By Ron Friesen / Herald Forum
By any measure, it appears we are experiencing the titanic, slow-motion crumbling of our culture. We think we are focussing on the causes of degraded health care, ineffective courts and law enforcement, declining school achievement, increasing youth suicide, rampant drug overdoses, and unheard of homelessness. But we are not.
These issues are only symptoms of a much bigger problem we have yet to acknowledge and address. Instead of confronting the elephant in the room, we are trying in vain to put lids on boiling pots.
Yes, each issue certainly requires individual attention. But singular focus on individual issues while ignoring the basic cause is like trying to fix a building by installing a new roof, while ignoring the crumbling foundation. The new roof will extend the building’s life a little, but the building’s ultimate collapse remains a predictable certainty.
We have faced similar challenges twice before. Once was prior to the Civil War, and the other was during the late Industrial Revolution at the turn of the 20th century. In both cases the common problem was tremendous creation of wealth with a dogged determination by those accumulating the new wealth to hoard it to manipulate government instead of sharing and letting democracy rule.
Our country’s Achille’s heel is the constantly recurring belief that accumulating great wealth represents our highest ideal. But twice before our country was shattered by this myth. There is still no limit to greed, and we are now in crisis No. 3 after less than 300 years of our fragile experiment with democracy. We are slow learners.
Prior to the Civil War, incredible wealth was achieved by southern plantation owners. Was this wealth shared with the workers? No, they were unpaid slaves who were barely clothed, fed and housed for their labor. “Woke” northerners realized this was immoral, and it took a civil war to free the slaves which left our country in ruins. We survived, but did we learn?

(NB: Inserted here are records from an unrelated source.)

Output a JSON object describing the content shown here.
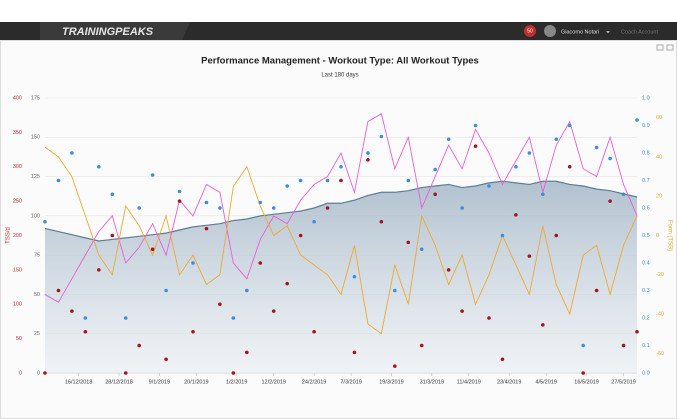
{
  "header": {
    "logo": "TRAININGPEAKS",
    "badge": "50",
    "user": "Giacomo Notari",
    "account": "Coach Account"
  },
  "chart_data": {
    "type": "line",
    "title": "Performance Management - Workout Type: All Workout Types",
    "subtitle": "Last 180 days",
    "grid": true,
    "x": [
      "6/12/2018",
      "10/12/2018",
      "14/12/2018",
      "18/12/2018",
      "22/12/2018",
      "26/12/2018",
      "30/12/2018",
      "3/1/2019",
      "7/1/2019",
      "11/1/2019",
      "15/1/2019",
      "19/1/2019",
      "23/1/2019",
      "27/1/2019",
      "31/1/2019",
      "4/2/2019",
      "8/2/2019",
      "12/2/2019",
      "16/2/2019",
      "20/2/2019",
      "24/2/2019",
      "28/2/2019",
      "4/3/2019",
      "8/3/2019",
      "12/3/2019",
      "16/3/2019",
      "20/3/2019",
      "24/3/2019",
      "28/3/2019",
      "1/4/2019",
      "5/4/2019",
      "9/4/2019",
      "13/4/2019",
      "17/4/2019",
      "21/4/2019",
      "25/4/2019",
      "29/4/2019",
      "3/5/2019",
      "7/5/2019",
      "11/5/2019",
      "15/5/2019",
      "19/5/2019",
      "23/5/2019",
      "27/5/2019",
      "31/5/2019"
    ],
    "xticks": [
      "16/12/2018",
      "28/12/2018",
      "9/1/2019",
      "20/1/2019",
      "1/2/2019",
      "12/2/2019",
      "24/2/2019",
      "7/3/2019",
      "19/3/2019",
      "31/3/2019",
      "11/4/2019",
      "23/4/2019",
      "4/5/2019",
      "16/5/2019",
      "27/5/2019"
    ],
    "axes": [
      {
        "label": "TSS/d",
        "color": "#c0302b",
        "lim": [
          0,
          400
        ],
        "ticks": [
          0,
          50,
          100,
          150,
          200,
          250,
          300,
          350,
          400
        ]
      },
      {
        "color": "#666666",
        "lim": [
          0,
          175
        ],
        "ticks": [
          0,
          25,
          50,
          75,
          100,
          125,
          150,
          175
        ]
      },
      {
        "color": "#3a8de0",
        "lim": [
          0,
          1
        ],
        "ticks": [
          {
            "value": 0,
            "label": "0.0"
          },
          0.1,
          0.2,
          0.3,
          0.4,
          0.5,
          0.6,
          0.7,
          0.8,
          0.9,
          {
            "value": 1,
            "label": "1.0"
          }
        ]
      },
      {
        "label": "Form (TSB)",
        "color": "#f0a830",
        "lim": [
          -70,
          70
        ],
        "ticks": [
          -60,
          -40,
          -20,
          0,
          20,
          40,
          60
        ]
      }
    ],
    "series": [
      {
        "kind": "area",
        "axis": 1,
        "color": "#5d7d95",
        "values": [
          92,
          90,
          88,
          86,
          84,
          85,
          86,
          87,
          88,
          89,
          91,
          93,
          94,
          95,
          97,
          98,
          100,
          101,
          102,
          103,
          105,
          108,
          108,
          110,
          113,
          115,
          115,
          116,
          118,
          119,
          120,
          118,
          119,
          121,
          122,
          121,
          120,
          122,
          122,
          120,
          119,
          117,
          116,
          114,
          112
        ]
      },
      {
        "kind": "line",
        "axis": 1,
        "color": "#e85ed8",
        "values": [
          50,
          45,
          60,
          75,
          90,
          100,
          70,
          80,
          95,
          75,
          110,
          100,
          120,
          115,
          70,
          60,
          85,
          100,
          95,
          110,
          120,
          125,
          140,
          115,
          160,
          165,
          130,
          150,
          105,
          125,
          145,
          130,
          155,
          140,
          120,
          135,
          150,
          115,
          145,
          160,
          130,
          125,
          150,
          120,
          100
        ]
      },
      {
        "kind": "line",
        "axis": 3,
        "color": "#f0a830",
        "values": [
          45,
          40,
          30,
          10,
          -10,
          -20,
          15,
          5,
          -10,
          10,
          -20,
          -10,
          -25,
          -20,
          25,
          35,
          15,
          0,
          5,
          -10,
          -15,
          -20,
          -30,
          -5,
          -45,
          -50,
          -15,
          -35,
          10,
          -5,
          -25,
          -10,
          -35,
          -20,
          0,
          -15,
          -30,
          5,
          -25,
          -40,
          -10,
          -5,
          -30,
          -5,
          10
        ]
      },
      {
        "kind": "scatter",
        "axis": 0,
        "color": "#a3141c",
        "values": [
          0,
          120,
          90,
          60,
          150,
          200,
          0,
          40,
          180,
          20,
          250,
          60,
          210,
          100,
          0,
          30,
          160,
          90,
          130,
          200,
          60,
          240,
          280,
          30,
          310,
          220,
          10,
          190,
          40,
          260,
          150,
          90,
          330,
          80,
          20,
          230,
          170,
          70,
          200,
          300,
          0,
          120,
          250,
          40,
          60
        ]
      },
      {
        "kind": "scatter",
        "axis": 2,
        "color": "#3a8de0",
        "values": [
          0.55,
          0.7,
          0.8,
          0.2,
          0.75,
          0.65,
          0.2,
          0.6,
          0.72,
          0.3,
          0.66,
          0.4,
          0.62,
          0.6,
          0.2,
          0.3,
          0.62,
          0.6,
          0.68,
          0.7,
          0.55,
          0.7,
          0.75,
          0.35,
          0.8,
          0.86,
          0.3,
          0.7,
          0.45,
          0.74,
          0.85,
          0.6,
          0.9,
          0.68,
          0.5,
          0.75,
          0.8,
          0.65,
          0.85,
          0.9,
          0.1,
          0.82,
          0.78,
          0.65,
          0.92
        ]
      }
    ]
  }
}
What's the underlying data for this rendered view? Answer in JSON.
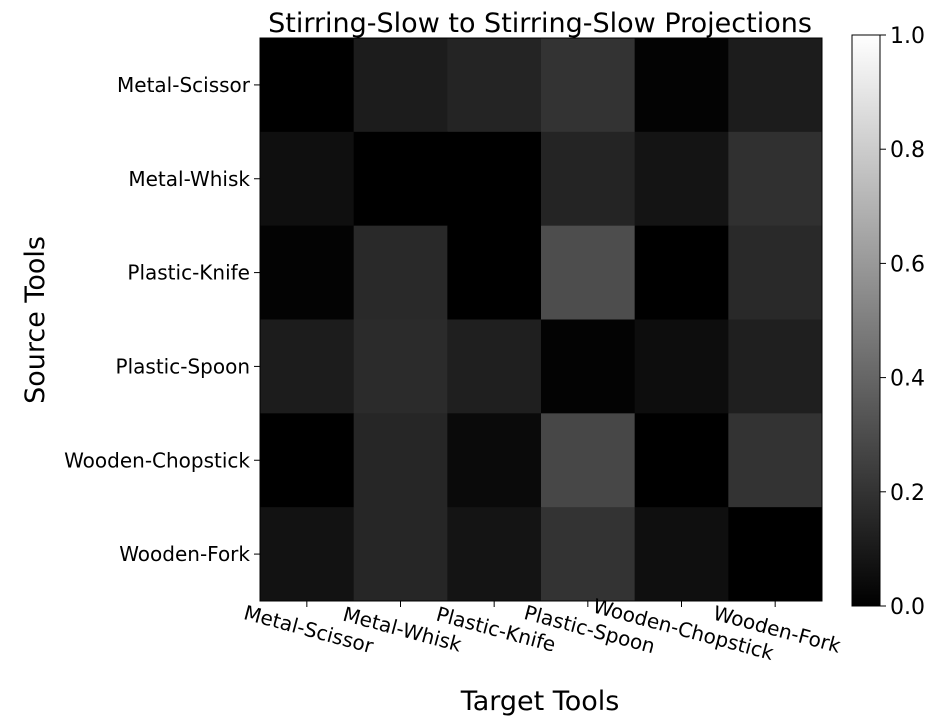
{
  "chart_data": {
    "type": "heatmap",
    "title": "Stirring-Slow to Stirring-Slow Projections",
    "xlabel": "Target Tools",
    "ylabel": "Source Tools",
    "x_categories": [
      "Metal-Scissor",
      "Metal-Whisk",
      "Plastic-Knife",
      "Plastic-Spoon",
      "Wooden-Chopstick",
      "Wooden-Fork"
    ],
    "y_categories": [
      "Metal-Scissor",
      "Metal-Whisk",
      "Plastic-Knife",
      "Plastic-Spoon",
      "Wooden-Chopstick",
      "Wooden-Fork"
    ],
    "values": [
      [
        0.0,
        0.11,
        0.14,
        0.2,
        0.01,
        0.11
      ],
      [
        0.06,
        0.0,
        0.0,
        0.14,
        0.08,
        0.19
      ],
      [
        0.01,
        0.16,
        0.0,
        0.3,
        0.0,
        0.16
      ],
      [
        0.11,
        0.17,
        0.12,
        0.01,
        0.05,
        0.12
      ],
      [
        0.0,
        0.15,
        0.04,
        0.28,
        0.0,
        0.2
      ],
      [
        0.07,
        0.15,
        0.08,
        0.2,
        0.06,
        0.0
      ]
    ],
    "colormap": "gray",
    "colorbar": {
      "range": [
        0.0,
        1.0
      ],
      "ticks": [
        "0.0",
        "0.2",
        "0.4",
        "0.6",
        "0.8",
        "1.0"
      ]
    },
    "grid": false
  }
}
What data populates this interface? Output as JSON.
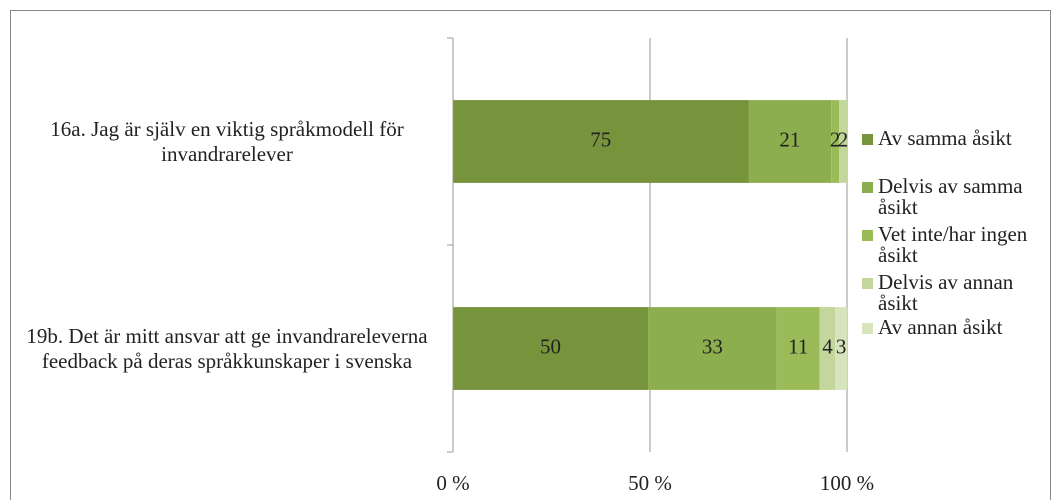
{
  "chart_data": {
    "type": "bar",
    "orientation": "horizontal",
    "stack": "percent",
    "categories": [
      "16a. Jag är själv en viktig språkmodell för invandrarelever",
      "19b. Det är mitt ansvar att ge invandrareleverna feedback på deras språkkunskaper i svenska"
    ],
    "series": [
      {
        "name": "Av samma åsikt",
        "color": "#77933c",
        "values": [
          75,
          50
        ]
      },
      {
        "name": "Delvis av samma åsikt",
        "color": "#8cae4e",
        "values": [
          21,
          33
        ]
      },
      {
        "name": "Vet inte/har ingen åsikt",
        "color": "#9bbb59",
        "values": [
          2,
          11
        ]
      },
      {
        "name": "Delvis av annan åsikt",
        "color": "#c3d69b",
        "values": [
          2,
          4
        ]
      },
      {
        "name": "Av annan åsikt",
        "color": "#d7e4bc",
        "values": [
          null,
          3
        ]
      }
    ],
    "xlim": [
      0,
      100
    ],
    "xticks": [
      {
        "value": 0,
        "label": "0 %"
      },
      {
        "value": 50,
        "label": "50 %"
      },
      {
        "value": 100,
        "label": "100 %"
      }
    ],
    "grid": true,
    "legend": "right"
  }
}
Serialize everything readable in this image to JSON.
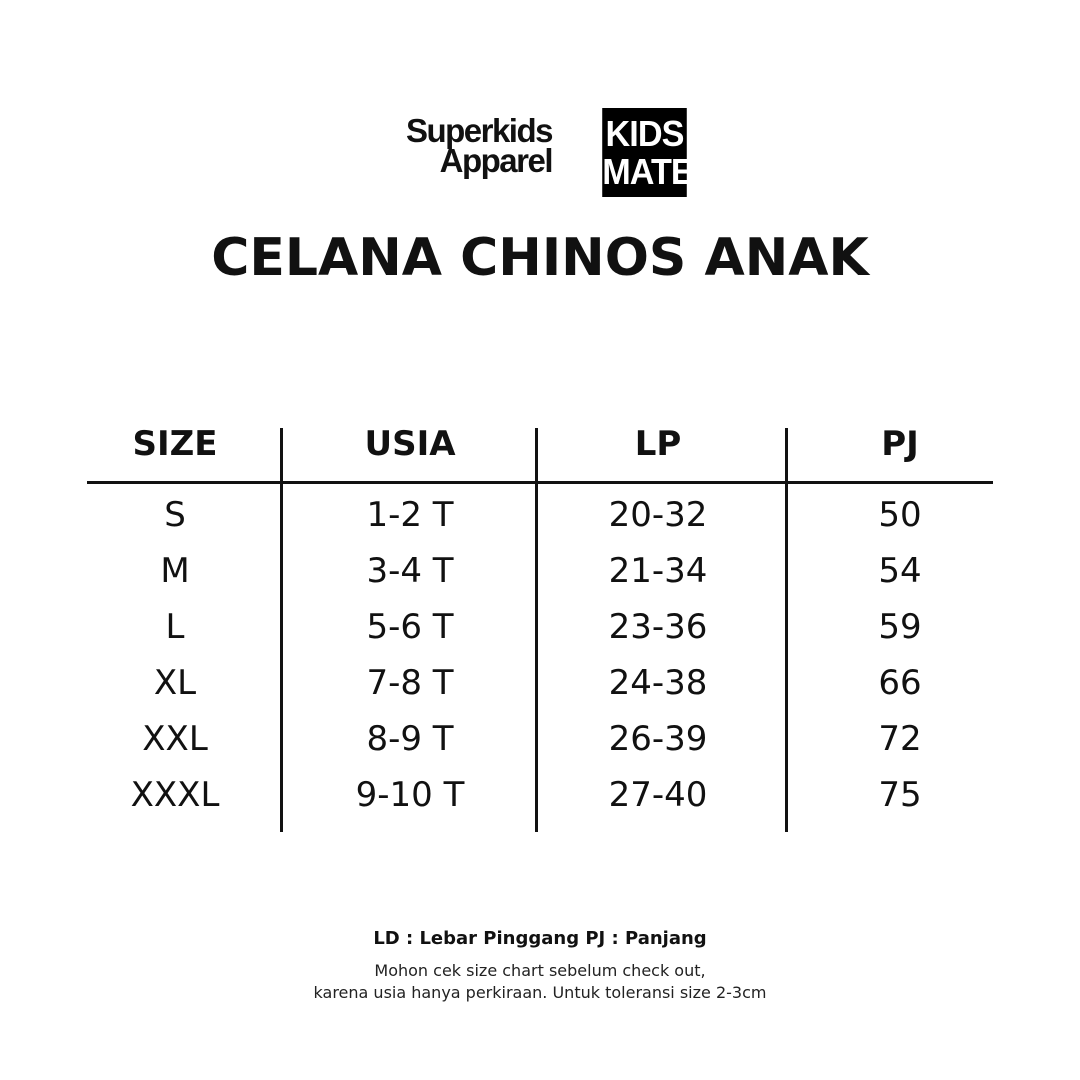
{
  "brands": {
    "left_logo": "Superkids Apparel",
    "left_line1": "Superkids",
    "left_line2": "Apparel",
    "right_logo_line1": "KIDS",
    "right_logo_line2": "MATE"
  },
  "title": "CELANA CHINOS ANAK",
  "table": {
    "headers": [
      "SIZE",
      "USIA",
      "LP",
      "PJ"
    ],
    "rows": [
      [
        "S",
        "1-2 T",
        "20-32",
        "50"
      ],
      [
        "M",
        "3-4 T",
        "21-34",
        "54"
      ],
      [
        "L",
        "5-6 T",
        "23-36",
        "59"
      ],
      [
        "XL",
        "7-8 T",
        "24-38",
        "66"
      ],
      [
        "XXL",
        "8-9 T",
        "26-39",
        "72"
      ],
      [
        "XXXL",
        "9-10 T",
        "27-40",
        "75"
      ]
    ]
  },
  "footer": {
    "legend": "LD : Lebar Pinggang PJ : Panjang",
    "note_line1": "Mohon cek size chart sebelum check out,",
    "note_line2": "karena usia hanya perkiraan. Untuk toleransi size 2-3cm"
  }
}
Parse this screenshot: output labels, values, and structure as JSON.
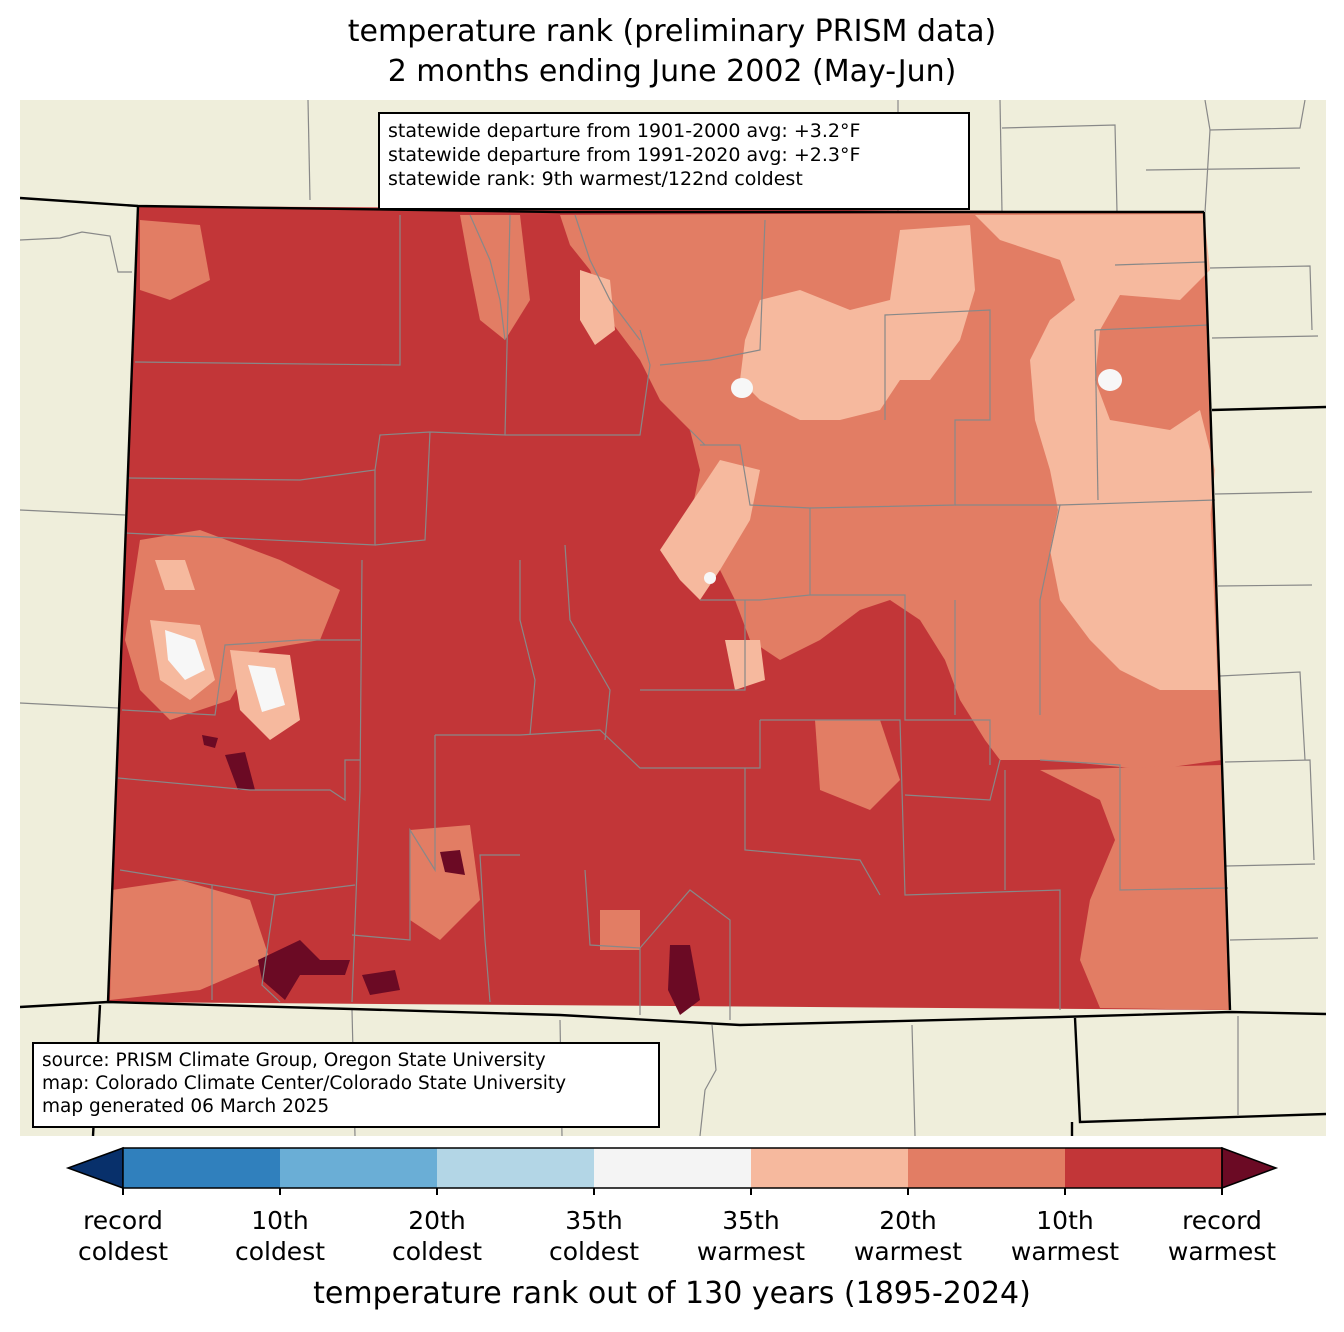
{
  "title": {
    "line1": "temperature rank (preliminary PRISM data)",
    "line2": "2 months ending June 2002 (May-Jun)"
  },
  "stats_box": {
    "line1": "statewide departure from 1901-2000 avg: +3.2°F",
    "line2": "statewide departure from 1991-2020 avg: +2.3°F",
    "line3": "statewide rank: 9th warmest/122nd coldest"
  },
  "source_box": {
    "line1": "source: PRISM Climate Group, Oregon State University",
    "line2": "map: Colorado Climate Center/Colorado State University",
    "line3": "map generated 06 March 2025"
  },
  "colorbar": {
    "title": "temperature rank out of 130 years (1895-2024)",
    "bins": [
      {
        "color": "#2166ac"
      },
      {
        "color": "#3b83c0"
      },
      {
        "color": "#6aaed6"
      },
      {
        "color": "#b3d6e6"
      },
      {
        "color": "#f7f7f7"
      },
      {
        "color": "#f6b99e"
      },
      {
        "color": "#e27d64"
      },
      {
        "color": "#c23638"
      },
      {
        "color": "#6b0a24"
      }
    ],
    "under_color": "#08306b",
    "over_color": "#6b0a24",
    "ticks": [
      {
        "line1": "record",
        "line2": "coldest"
      },
      {
        "line1": "10th",
        "line2": "coldest"
      },
      {
        "line1": "20th",
        "line2": "coldest"
      },
      {
        "line1": "35th",
        "line2": "coldest"
      },
      {
        "line1": "35th",
        "line2": "warmest"
      },
      {
        "line1": "20th",
        "line2": "warmest"
      },
      {
        "line1": "10th",
        "line2": "warmest"
      },
      {
        "line1": "record",
        "line2": "warmest"
      }
    ]
  },
  "map_colors": {
    "background": "#efeedb",
    "rank_10th_warmest": "#c23638",
    "rank_20th_warmest": "#e27d64",
    "rank_35th_warmest": "#f6b99e",
    "near_normal": "#f7f7f7",
    "record_warmest": "#6b0a24",
    "county_lines": "#888888",
    "state_lines": "#000000"
  }
}
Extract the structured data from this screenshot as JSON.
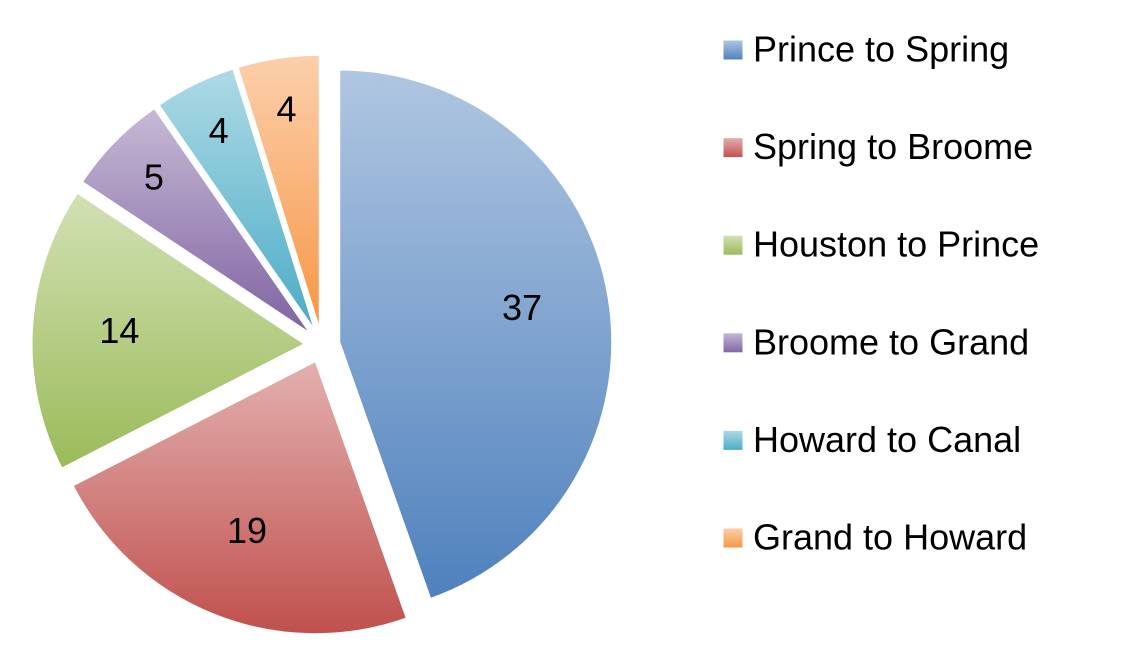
{
  "chart_data": {
    "type": "pie",
    "categories": [
      "Prince to Spring",
      "Spring to Broome",
      "Houston to Prince",
      "Broome to Grand",
      "Howard to Canal",
      "Grand to Howard"
    ],
    "values": [
      37,
      19,
      14,
      5,
      4,
      4
    ],
    "colors": [
      "#4f81bd",
      "#c0504d",
      "#9bbb59",
      "#8064a2",
      "#4bacc6",
      "#f79646"
    ],
    "exploded": true,
    "legend": "right"
  }
}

The nation then plunged into the Industrial Revolution. All resources and all people were now fair game to the industrialists. Pay the least amount possible to obtain resources, and use newly acquired wealth to manipulate government to obtain those resources regardless of impact on land or people. (Sound familiar?) Pay workers the least possible, use child labor, women’s labor (who could not vote) and immigrant labor at poverty wages. Make them dependent on “the company” for subsistence, and thereby guarantee their loyalty.
World War I created even more wealth, and the flu pandemic plus excesses of the “Roaring ’20s” by the uberwealthy gave way to the Great Depression which almost destroyed us again. Meanwhile, the greed and immorality of the wealthy began to give way to organized labor with a cause that was both moral and just: pay workers their fair share.
The wheel of history is turning again, but as frequently is the case, we no longer have the living memory of those previous times. World War II’s Greatest Generation, who lived through the Great Depression, the flu pandemic, Hitler and fascism, the Holocaust, and the rebuilding of our country in the ’50s and ’60s, are now mostly gone. Instead of learning from our past and avoiding the same mistakes, we have collectively, apathetically, and ignorantly decided to learn the hard way. Again. As a country, we definitely are stubborn, slow learners.
Twice before we have addressed the greedy impulses of the wealthy few to manipulate our government. The first time when we abolished slavery was a short term fix. The last confrontation was almost 100 years ago. So we made some progress. But greed has raised its ugly head again, and it is smarter and cagier this time. We need to lock it up and throw away the key this time.
How much is enough? Getting 100 times the pay of the lowest paid worker? 1,000 times? 10,000 times? Check out your company and do the math. Realization will dawn that it is not just lust for wealth. It is lust for power and control over our lives.
We now have over 1,000 billionaires. The only thing missing is the title of Lord or Baron. We are morphing right back into the culture we broke away from in 1776. Maybe King George in the musical “Hamilton” was right when he said, “You’ll be back.”
Ron Friesen is a longtime Marysville resident, a retired music teacher and community and church musician and is committed to community improvement.